Core Topics Evaluated in the Paper
The 2025 question paper covers several critical modules that establish the mathematical rules for intelligent systems. Focus your study time on these specific areas to maximize your score.
Supervised Learning Algorithms
This module evaluates your understanding of predicting labeled target variables. You must master the mathematics behind Linear Regression, Logistic Regression, and Support Vector Machines (SVM). Practice calculating Gini impurity and Information Gain for Decision Trees. The paper heavily features numerical problems where you must trace the optimal hyperplane margin for an SVM or compute probabilities using the Naive Bayes classifier.
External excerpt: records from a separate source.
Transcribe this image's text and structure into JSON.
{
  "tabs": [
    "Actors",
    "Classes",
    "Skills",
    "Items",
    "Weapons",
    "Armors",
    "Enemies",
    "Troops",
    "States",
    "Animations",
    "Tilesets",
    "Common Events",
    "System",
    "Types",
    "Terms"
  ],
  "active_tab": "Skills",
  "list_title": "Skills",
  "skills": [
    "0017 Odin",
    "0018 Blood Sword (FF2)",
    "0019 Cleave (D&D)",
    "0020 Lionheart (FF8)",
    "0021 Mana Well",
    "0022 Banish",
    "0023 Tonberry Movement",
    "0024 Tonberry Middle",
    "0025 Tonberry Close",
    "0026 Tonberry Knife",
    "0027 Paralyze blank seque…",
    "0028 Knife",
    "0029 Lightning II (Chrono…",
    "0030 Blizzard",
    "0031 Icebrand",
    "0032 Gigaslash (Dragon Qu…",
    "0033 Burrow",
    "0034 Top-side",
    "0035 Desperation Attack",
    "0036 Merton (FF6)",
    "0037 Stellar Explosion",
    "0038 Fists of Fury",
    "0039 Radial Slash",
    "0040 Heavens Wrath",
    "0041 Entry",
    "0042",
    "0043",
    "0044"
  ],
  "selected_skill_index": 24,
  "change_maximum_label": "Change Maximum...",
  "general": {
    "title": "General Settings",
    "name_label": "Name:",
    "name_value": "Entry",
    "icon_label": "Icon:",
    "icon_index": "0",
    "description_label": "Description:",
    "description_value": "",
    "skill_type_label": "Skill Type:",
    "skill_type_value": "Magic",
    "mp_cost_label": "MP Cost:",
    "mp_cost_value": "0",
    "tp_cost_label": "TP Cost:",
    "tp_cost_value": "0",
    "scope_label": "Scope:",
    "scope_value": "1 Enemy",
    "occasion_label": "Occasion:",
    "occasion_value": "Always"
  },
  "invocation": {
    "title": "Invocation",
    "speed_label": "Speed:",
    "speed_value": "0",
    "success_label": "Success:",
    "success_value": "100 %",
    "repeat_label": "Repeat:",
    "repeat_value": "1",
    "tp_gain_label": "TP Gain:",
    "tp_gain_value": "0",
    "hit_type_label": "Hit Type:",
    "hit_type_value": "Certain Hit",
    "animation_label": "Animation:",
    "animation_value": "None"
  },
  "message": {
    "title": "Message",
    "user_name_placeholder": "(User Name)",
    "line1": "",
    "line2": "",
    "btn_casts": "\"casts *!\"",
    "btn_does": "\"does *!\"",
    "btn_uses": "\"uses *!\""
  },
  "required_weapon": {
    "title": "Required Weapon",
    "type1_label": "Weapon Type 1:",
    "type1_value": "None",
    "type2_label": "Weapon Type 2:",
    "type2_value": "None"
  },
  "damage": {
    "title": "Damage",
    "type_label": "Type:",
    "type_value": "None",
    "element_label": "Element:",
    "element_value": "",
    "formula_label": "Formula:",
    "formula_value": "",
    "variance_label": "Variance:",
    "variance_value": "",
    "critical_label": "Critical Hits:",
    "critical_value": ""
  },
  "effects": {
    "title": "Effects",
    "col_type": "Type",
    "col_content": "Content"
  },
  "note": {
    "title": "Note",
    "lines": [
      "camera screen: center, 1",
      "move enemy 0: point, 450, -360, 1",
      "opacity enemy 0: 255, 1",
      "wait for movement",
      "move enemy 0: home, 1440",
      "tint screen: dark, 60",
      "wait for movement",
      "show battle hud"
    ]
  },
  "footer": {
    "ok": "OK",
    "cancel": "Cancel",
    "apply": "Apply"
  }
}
Unsupervised Learning and Association Rules
Grouping unlabeled data requires geometric and probabilistic logic. You must understand how to execute the K-means and Hierarchical clustering algorithms step-by-step. For market basket analysis, study Association rule mining, specifically the Apriori and FP-growth algorithms. Practice calculating Support, Confidence, and Lift for a given transaction database.
Statistical Learning and Feature Extraction
High-dimensional data requires mathematical reduction before training. You must master Principal Component Analysis (PCA) and Singular Value Decomposition (SVD). Study how to calculate the covariance matrix, extract eigenvectors, and determine the eigenvalues to identify the principal components. Review filter, wrapper, and embedded methods for feature subset selection.
Reinforcement Learning
This module focuses on state-action reward mechanisms. You must understand the Markov Decision Process (MDP) and memorize the Bellman equations for policy evaluation. Practice tracing the mathematical updates for Q-Learning and SARSA algorithms.
$$Q(s,a) \leftarrow Q(s,a) + \alpha \left[ r + \gamma \max_{a'} Q(s',a') - Q(s,a) \right]$$
Artificial Neural Networks and Deep Learning
You must understand how artificial neurons compute non-linear boundaries. Study the Perceptron learning rule and Multilayer networks. The most heavily weighted calculation in this section is Backpropagation. You must know how to apply the chain rule to update weights based on the calculated error gradient at the output layer.
Answer Writing Strategy for High Marks
RTU evaluators look for neat dataset tables, explicitly stated probability formulas, and clean graphical plots. Use a blue pen for text explanations and calculation lines. Use a black pen and ruler for drawing decision boundaries, neural network architectures, and clustering scatter plots.
In Part A, answer directly. If a question asks for the definition of a validation set, state clearly that it is a subset of data used to provide an unbiased evaluation of a model fit on the training dataset while tuning hyperparameters.
In Part B, use clear computation grids. When executing a K-means step, draw a table showing the data points, their Euclidean distance to each centroid, and their assigned cluster before calculating the new centroid coordinates.
In Part C, precision in algorithms is critical. When solving a ten-mark Backpropagation problem, draw the complete network graph. Explicitly calculate the forward pass activations, calculate the error term for the output nodes, backpropagate the error to the hidden nodes, and write out the final updated weight matrices clearly.
Time Management During the Exam
Allocate exactly 20 minutes to Part A. Spend 40 minutes addressing the five short-answer questions in Part B. Reserve the remaining 120 minutes for the three long-answer questions in Part C. Computing covariance matrices for PCA, calculating multiple iterations of Apriori itemsets, and executing multi-layer weight updates requires steady focus and significant writing time to prevent arithmetic mistakes. This distribution guarantees you 40 minutes per major question, giving you time to double-check your fractional calculations. Use the final 10 minutes to verify your question numbering, ensure all matrix axes are labeled, and check that your gradient descent updates moved in the correct direction.